Sunday, April 12, 2009
Why is church always closed?
Other than the specific hours of mass, it seems the doors of Long Island churches are always locked. If ever you want to stop in for a one-on-one session without the chanting crowd, you can't. That's not how I remember it. I feel like I was raised to think church doors were always ope. Anytime you needed the services of faith, stop on in. In Home Alone, doesn't Macaulay stop by during his off-peak hour of need?
In Newport, RI. there's an Episcopal church Chris has nicknamed heaven. Heaven is a small, quiet peaceful little building in the middle of nowhere country fields. Outside the building it has large trees, short stone walls and a couple random tombstones. Wind blows and leaves rustle. The sun speckles the ground between tree limbs and foliage. Outside it is perfect. Inside... it's locked.

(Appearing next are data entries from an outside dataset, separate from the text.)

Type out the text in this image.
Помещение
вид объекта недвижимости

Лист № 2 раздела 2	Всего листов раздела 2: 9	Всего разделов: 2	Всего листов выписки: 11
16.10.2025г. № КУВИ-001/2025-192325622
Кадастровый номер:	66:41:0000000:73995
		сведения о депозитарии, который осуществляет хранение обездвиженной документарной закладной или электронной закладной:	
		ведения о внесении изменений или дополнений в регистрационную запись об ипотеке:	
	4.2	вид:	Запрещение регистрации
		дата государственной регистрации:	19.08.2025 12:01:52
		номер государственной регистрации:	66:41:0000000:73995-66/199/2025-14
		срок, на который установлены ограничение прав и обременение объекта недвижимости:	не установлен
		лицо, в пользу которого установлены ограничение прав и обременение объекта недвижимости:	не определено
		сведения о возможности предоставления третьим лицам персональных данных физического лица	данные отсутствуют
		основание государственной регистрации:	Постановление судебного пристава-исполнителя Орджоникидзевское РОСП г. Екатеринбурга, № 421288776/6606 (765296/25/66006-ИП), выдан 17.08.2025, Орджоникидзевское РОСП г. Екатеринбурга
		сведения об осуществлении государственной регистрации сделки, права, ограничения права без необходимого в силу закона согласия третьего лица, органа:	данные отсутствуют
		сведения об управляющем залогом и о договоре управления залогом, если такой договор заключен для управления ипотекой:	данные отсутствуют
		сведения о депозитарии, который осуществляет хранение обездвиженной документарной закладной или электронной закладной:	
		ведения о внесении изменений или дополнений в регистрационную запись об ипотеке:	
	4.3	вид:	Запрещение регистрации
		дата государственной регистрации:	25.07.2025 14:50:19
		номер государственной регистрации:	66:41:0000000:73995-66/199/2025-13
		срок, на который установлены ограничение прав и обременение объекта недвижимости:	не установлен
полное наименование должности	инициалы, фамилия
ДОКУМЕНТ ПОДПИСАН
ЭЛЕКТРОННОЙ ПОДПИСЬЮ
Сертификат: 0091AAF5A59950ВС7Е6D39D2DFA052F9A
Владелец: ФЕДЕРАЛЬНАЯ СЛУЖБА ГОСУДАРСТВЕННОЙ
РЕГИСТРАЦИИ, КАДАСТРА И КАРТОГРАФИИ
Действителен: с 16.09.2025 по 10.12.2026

The first time Chris brought me there we ran into this very old and very warm priest as he was leaving. He let us in so we could look around. While inside we made typical priest-young adult conversation. Like if and when we were going to get married. He also told us a story about a local marine who had died in battle and in homage the family had put up a beautiful shrine in the church that held 2 crossed marine swords. A couple days later some shithead went in the church and stole the swords. Since then, other than during mass, the doors have remained locked.
There's the difference—people can't be trusted anymore, even in a church. Happy Easter!